If Felder would have left Albany, the bill would have had a 31-31 tie, with Lt. Gov. Robert Duffy casting the deciding vote in favor. The GOP is claiming that the Democrats conferencing that day was merely a ploy to deny the chamber the quorum needed to vote, until Felder left.

“Obviously, the Democrats in the Senate wanted to pass this amendment,” Hansen said, “and they were slowing down the session on a Friday afternoon.”

Keith Glazer, a spokeswoman for state Sen.
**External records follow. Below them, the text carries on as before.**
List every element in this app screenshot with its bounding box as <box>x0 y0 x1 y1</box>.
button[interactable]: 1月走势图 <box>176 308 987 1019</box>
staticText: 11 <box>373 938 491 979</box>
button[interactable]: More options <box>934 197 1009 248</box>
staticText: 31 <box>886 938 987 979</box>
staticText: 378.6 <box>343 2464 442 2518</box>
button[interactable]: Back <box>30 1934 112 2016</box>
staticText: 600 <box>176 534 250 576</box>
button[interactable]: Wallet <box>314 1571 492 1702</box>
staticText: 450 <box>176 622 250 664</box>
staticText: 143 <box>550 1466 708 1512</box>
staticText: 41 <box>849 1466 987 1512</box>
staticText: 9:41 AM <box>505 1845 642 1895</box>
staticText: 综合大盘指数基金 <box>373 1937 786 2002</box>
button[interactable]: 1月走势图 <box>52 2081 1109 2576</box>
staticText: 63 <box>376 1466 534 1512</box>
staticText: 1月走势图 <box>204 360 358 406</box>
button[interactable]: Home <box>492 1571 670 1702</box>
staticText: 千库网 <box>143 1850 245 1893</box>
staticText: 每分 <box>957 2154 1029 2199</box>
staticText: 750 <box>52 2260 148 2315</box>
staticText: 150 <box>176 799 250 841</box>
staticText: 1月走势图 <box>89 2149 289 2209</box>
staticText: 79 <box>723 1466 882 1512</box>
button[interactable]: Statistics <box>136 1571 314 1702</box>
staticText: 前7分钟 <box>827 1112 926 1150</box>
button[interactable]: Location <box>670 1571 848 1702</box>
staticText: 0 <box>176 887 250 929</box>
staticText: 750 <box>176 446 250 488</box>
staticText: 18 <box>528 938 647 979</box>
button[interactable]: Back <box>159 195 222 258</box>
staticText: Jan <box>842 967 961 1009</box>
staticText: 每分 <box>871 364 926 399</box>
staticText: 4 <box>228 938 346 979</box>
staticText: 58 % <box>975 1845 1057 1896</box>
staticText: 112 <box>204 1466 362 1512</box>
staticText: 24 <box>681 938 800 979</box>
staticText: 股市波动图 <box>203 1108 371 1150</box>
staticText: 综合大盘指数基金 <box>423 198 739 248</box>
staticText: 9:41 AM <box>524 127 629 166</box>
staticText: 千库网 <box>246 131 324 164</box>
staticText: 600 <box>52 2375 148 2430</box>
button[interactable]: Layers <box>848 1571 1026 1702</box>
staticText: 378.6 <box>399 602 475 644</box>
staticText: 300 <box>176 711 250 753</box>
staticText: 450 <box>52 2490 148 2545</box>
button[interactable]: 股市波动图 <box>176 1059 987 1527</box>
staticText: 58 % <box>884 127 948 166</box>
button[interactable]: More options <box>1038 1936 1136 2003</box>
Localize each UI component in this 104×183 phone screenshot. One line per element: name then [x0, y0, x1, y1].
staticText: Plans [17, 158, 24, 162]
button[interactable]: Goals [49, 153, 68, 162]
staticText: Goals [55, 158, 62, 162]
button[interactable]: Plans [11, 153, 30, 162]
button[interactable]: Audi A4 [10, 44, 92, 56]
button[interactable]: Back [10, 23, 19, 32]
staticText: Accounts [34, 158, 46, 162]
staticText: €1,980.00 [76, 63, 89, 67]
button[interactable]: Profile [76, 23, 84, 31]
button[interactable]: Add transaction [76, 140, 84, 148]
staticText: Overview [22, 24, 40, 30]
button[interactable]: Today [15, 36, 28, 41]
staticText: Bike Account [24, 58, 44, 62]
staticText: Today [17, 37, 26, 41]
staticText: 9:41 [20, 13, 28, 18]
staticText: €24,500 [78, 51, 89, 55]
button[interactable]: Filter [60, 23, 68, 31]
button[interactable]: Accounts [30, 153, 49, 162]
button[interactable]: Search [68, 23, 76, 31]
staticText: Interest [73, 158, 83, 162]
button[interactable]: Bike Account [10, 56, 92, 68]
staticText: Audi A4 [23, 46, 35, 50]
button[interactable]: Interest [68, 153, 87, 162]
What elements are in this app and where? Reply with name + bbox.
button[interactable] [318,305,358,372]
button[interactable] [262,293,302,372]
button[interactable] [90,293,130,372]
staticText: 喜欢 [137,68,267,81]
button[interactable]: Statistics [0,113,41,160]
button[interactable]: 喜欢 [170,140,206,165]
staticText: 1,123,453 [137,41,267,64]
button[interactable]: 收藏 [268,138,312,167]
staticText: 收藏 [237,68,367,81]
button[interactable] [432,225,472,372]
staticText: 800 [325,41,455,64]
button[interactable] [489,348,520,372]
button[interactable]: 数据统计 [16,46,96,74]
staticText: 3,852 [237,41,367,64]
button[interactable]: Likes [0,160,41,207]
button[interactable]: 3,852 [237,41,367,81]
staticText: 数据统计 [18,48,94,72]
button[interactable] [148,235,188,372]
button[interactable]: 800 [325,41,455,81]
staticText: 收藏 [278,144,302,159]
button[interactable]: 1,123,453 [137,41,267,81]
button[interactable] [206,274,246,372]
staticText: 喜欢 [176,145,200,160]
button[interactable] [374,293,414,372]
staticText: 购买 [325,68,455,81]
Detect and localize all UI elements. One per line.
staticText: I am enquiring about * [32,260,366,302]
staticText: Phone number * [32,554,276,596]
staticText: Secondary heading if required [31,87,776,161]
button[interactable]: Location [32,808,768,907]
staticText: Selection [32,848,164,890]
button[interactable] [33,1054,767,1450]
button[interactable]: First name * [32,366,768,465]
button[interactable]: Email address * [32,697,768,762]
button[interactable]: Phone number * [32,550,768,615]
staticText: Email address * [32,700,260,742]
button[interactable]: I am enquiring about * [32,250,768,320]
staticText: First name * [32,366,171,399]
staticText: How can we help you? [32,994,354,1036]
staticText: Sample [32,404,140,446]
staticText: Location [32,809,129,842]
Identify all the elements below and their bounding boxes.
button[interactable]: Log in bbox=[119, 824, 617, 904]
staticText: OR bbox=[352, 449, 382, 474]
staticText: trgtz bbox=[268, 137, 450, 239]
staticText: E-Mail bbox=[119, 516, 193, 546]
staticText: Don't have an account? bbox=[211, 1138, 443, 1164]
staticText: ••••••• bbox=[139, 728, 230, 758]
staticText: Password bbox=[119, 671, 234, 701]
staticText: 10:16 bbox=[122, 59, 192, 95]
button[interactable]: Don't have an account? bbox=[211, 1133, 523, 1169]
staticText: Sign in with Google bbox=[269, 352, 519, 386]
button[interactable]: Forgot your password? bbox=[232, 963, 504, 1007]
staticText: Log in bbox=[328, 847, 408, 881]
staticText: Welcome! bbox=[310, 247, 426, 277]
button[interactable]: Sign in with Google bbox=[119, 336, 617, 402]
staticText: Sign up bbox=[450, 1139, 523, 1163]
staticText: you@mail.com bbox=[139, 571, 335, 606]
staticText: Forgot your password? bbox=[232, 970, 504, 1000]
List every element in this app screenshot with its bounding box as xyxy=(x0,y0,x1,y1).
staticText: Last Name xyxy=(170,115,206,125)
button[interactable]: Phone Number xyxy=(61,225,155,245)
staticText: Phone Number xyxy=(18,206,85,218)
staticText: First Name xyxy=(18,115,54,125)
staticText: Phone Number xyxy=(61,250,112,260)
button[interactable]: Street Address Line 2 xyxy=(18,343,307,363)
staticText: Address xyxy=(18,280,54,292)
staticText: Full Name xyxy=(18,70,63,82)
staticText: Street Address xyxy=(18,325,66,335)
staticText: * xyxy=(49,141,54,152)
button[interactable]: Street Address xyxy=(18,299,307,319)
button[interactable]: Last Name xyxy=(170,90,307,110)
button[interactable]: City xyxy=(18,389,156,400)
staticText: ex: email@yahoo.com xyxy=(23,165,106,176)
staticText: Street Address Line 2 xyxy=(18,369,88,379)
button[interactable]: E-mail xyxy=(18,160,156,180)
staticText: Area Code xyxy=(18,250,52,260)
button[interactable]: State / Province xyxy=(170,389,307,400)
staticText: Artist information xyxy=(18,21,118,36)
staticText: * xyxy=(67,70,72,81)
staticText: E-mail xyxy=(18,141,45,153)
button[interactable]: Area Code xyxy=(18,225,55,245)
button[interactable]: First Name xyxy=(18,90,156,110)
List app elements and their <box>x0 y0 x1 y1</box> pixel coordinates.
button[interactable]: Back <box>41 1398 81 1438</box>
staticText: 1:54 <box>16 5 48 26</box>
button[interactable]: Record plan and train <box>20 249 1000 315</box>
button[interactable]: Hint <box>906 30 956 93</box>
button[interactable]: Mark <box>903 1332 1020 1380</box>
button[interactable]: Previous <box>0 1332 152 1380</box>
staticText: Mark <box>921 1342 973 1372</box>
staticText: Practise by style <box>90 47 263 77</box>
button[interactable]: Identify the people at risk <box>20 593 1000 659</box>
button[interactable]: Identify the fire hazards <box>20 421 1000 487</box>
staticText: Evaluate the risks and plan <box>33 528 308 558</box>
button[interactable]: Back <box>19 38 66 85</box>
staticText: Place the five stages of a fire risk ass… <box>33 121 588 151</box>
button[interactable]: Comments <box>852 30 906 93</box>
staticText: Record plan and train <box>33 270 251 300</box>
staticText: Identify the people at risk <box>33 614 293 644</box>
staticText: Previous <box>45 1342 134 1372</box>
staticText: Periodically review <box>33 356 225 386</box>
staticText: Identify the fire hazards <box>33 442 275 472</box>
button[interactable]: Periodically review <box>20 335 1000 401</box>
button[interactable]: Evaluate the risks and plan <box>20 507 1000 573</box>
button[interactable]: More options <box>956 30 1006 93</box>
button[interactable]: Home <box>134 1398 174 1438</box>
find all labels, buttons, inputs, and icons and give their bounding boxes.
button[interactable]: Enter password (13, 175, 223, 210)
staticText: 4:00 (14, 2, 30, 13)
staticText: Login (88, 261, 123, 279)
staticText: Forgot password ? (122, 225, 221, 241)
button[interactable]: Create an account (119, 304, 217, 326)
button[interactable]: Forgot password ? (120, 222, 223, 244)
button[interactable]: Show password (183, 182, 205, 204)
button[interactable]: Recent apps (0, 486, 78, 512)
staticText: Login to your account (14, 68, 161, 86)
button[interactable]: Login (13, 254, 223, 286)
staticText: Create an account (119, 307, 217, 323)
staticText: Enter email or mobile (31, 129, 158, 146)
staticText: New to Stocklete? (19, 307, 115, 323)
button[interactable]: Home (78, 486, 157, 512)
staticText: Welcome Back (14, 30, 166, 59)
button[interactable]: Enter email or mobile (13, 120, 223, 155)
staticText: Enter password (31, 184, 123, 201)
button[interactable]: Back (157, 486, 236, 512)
Andrea Stewart-Cousins, the Democratic leader of the Senate, denied the charge emphatically.

“I was in the conference at the time,” Glazer said, “[and Stewart-Cousins] had no knowledge” that Felder would be staying in Albany.

Andrew Goldston, a spokesman for Krueger, said that the senator did not pass on any message to Stewart-Cousins that Felder would be staying in Albany for Shabbos.

“We just think that that rumor is categorically false,” Goldston said. “I mean, [Krueger] may have heard something about Sen. Felder’s travel plans but we weren’t stalling that day, and we certainly weren’t stalling to find out anything about Sen. Felder.”

Glazer said that at the conference, the Democrats were discussing how to vote on the nine other parts of the bill, not the Klein amendment. Calling it a “surprise amendment,” she said they were not even aware that he would be bringing such a bill that day.

“Klein’s amendment wasn’t a bill per se that they would have conference,” Glazer said. “It wasn’t a bill that was brought up on the floor. … The Democratic conference, under Sen. Stewart-Cousins, had no idea that they would be bringing a hostile amendment to the floor.”

A hostile amendment refers to an amendment attached to another unrelated bill. There is usually no advance warning that it will be presented. But a Senate Republican source said that due to the nature of this bill, the Democrats must have known that the bill would be tabled on Friday.

The offices of both Stewart-Cousins and Krueger noted that it was Klein who offered the amendment without discussing with them, and referred questions to him.

A press person in Klein’s office said they were not sure they would have any comment but would get back to Hamodia. Nobody from the senator’s office called back by press time.

In the meantime, the bill was killed at 4:50, and by 5:20, too late to make it to Lakewood, Felder was on the road to Brooklyn, chauffeured with the help of the Republican caucus.

He made it to his home in Brooklyn 10 minutes before Shabbos began.

Felder refused to comment on the allegations beyond saying, “I hope and pray that nobody had the audacity to discriminate against somebody’s religious beliefs to manipulate the process for political purposes.”

But he said that he was grateful to be able to strike down a bill of such immoral values.

“It’s very rare that Hashem gives you an opportunity to have such as impact on such a critical issue,” he said.